Continuando com a reportagem do Valor Econômico, vou reproduzir novo trecho para avaliação:

 (...) E, embora o sindicalista considere que “isso não tem a cara” de ministros como Paulo Guedes, da Economia (referindo-se à comissão tripartite), ele gostaria de dizer ao governo que acredita que a pandemia tende a fazer com que todos os países “entrem numa onda de proteção de suas indústrias”. Isso sugere a necessidade de o Estado “colocar a mão na economia e no planejamento”. “É o que países como Alemanha têm feito pela sua indústria: cada um está cuidando do seu quadrado”, diz.

Vamos aos contrapontos? Não é necessariamente uma onda de proteção que poderá advir dos rescaldos macroeconômicos e microeconômicos da pandemia. O que já se vislumbra é o retorno de indústrias que integram a cadeia mundial de suprimento, eliminando-se o máximo de ramificações com os chineses que, nos últimos 30 anos, assumiram posição agressiva na atração de investimentos manufatureiros. O risco logístico acionou os alarmes de companhias europeias e norte-americanas.

Orquestra com maritacas

Outra questão é que o exemplo da Alemanha tem tanto valor como sustentação de argumento à intervenção do Estado no setor automotivo (mais uma, aliás) quanto acreditar que o bando de maritacas que canta dia e noite aqui na vizinhança da Cidade da Criança, em São Bernardo, poderia ser convocado a integrar a Orquestra Sinfônica de São Paulo.

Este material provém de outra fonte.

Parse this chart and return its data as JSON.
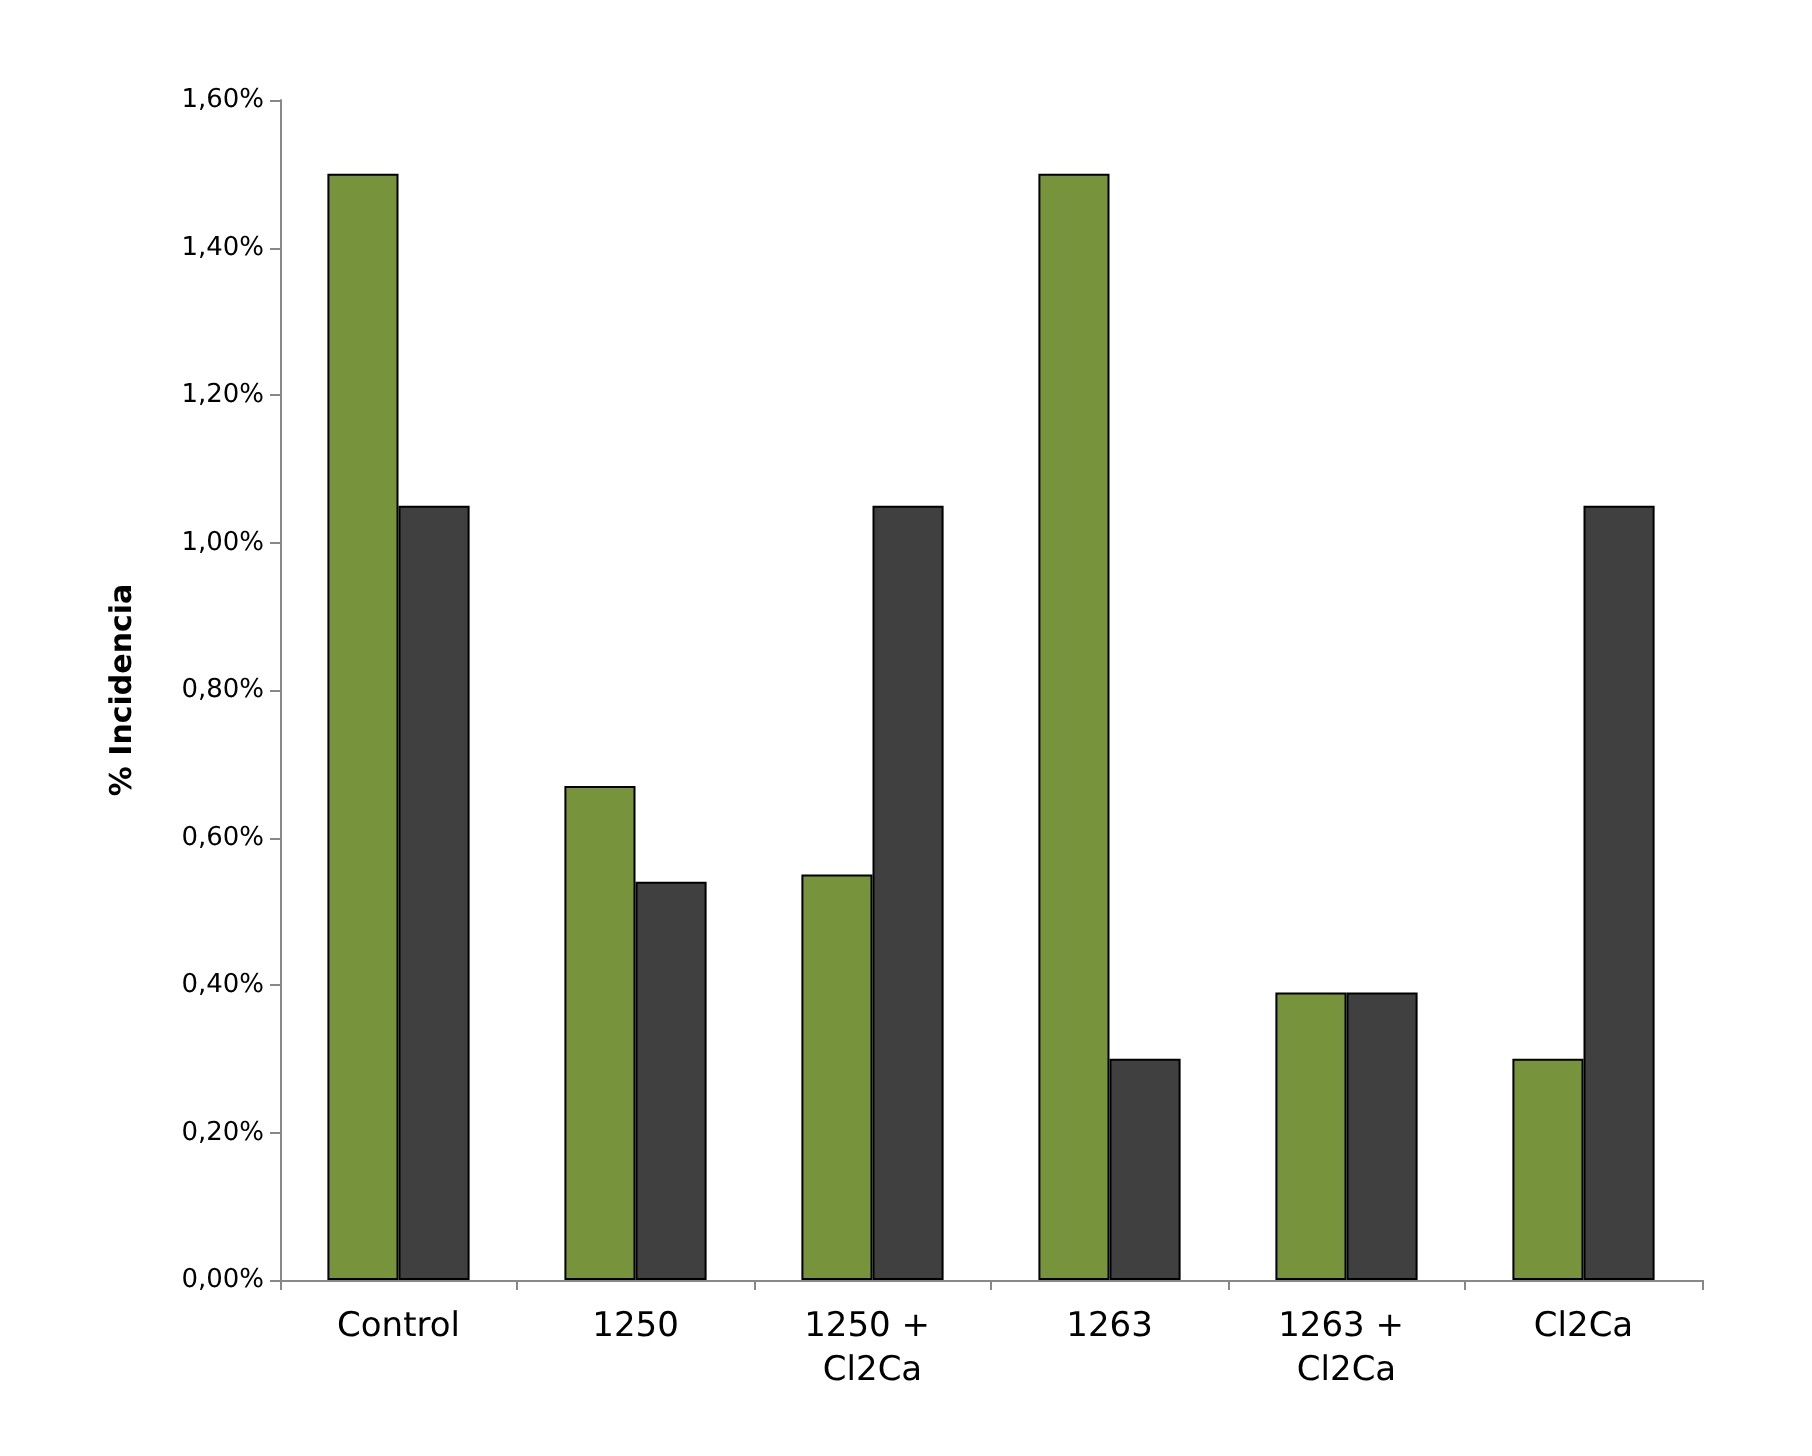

A saúde fiscal do Estado alemão (e, mais que isso, a capacidade de suportar o peso da dívida pública em relação ao PIB) está anos-luz à frente do falimentar estágio da União, agravado sobremodo agora com os custos da pandemia.

A matéria do Valor Econômico não deixa dúvida quanto ao interesse meramente corporativo do Sindicato dos Metalúrgicos do ABC. Seria surpreendente se não o fosse. E também seria inacreditável que o documento de propostas levado a várias entidades de classe industrial, além de remetida ao governo federal, não contemplasse um fetiche metalúrgico que parece caminhar para meio século de tentativas frustradas: a renovação da frota de veículos.

Velharia da frota

Diz o Valor Econômico sobre isso: “Para Santana, nem mesmo o governo do PT (ao qual a CUT é mais alinhada) se sentiu estimulado a lançar um programa dessa natureza, porque expandia sem a necessidade de estimular a renovação da frota. Mas agora o cenário é outro. Principalmente, no segmento de caminhões, prevalece, inclusive na indústria, a defesa de um plano para tirar os veículos mais velhos das estradas, por motivos de segurança e ambiental”.

Tudo velharia de um sindicalismo que parou no tempo e ainda imagina que o Brasil é uma farra de dinheiro à disposição de experimentos e protecionismo de grupos de pressão.

O Império Regional segue, portanto, em queda. E não será pelas mãos, pés e mentes dos metalúrgicos que sairá da enrascada em que todos se meteram. A próxima década deste século será terrível para todos nós. As posteriores, também. Exceto se o regionalismo for levado a sério. E abandonar o retrovisor.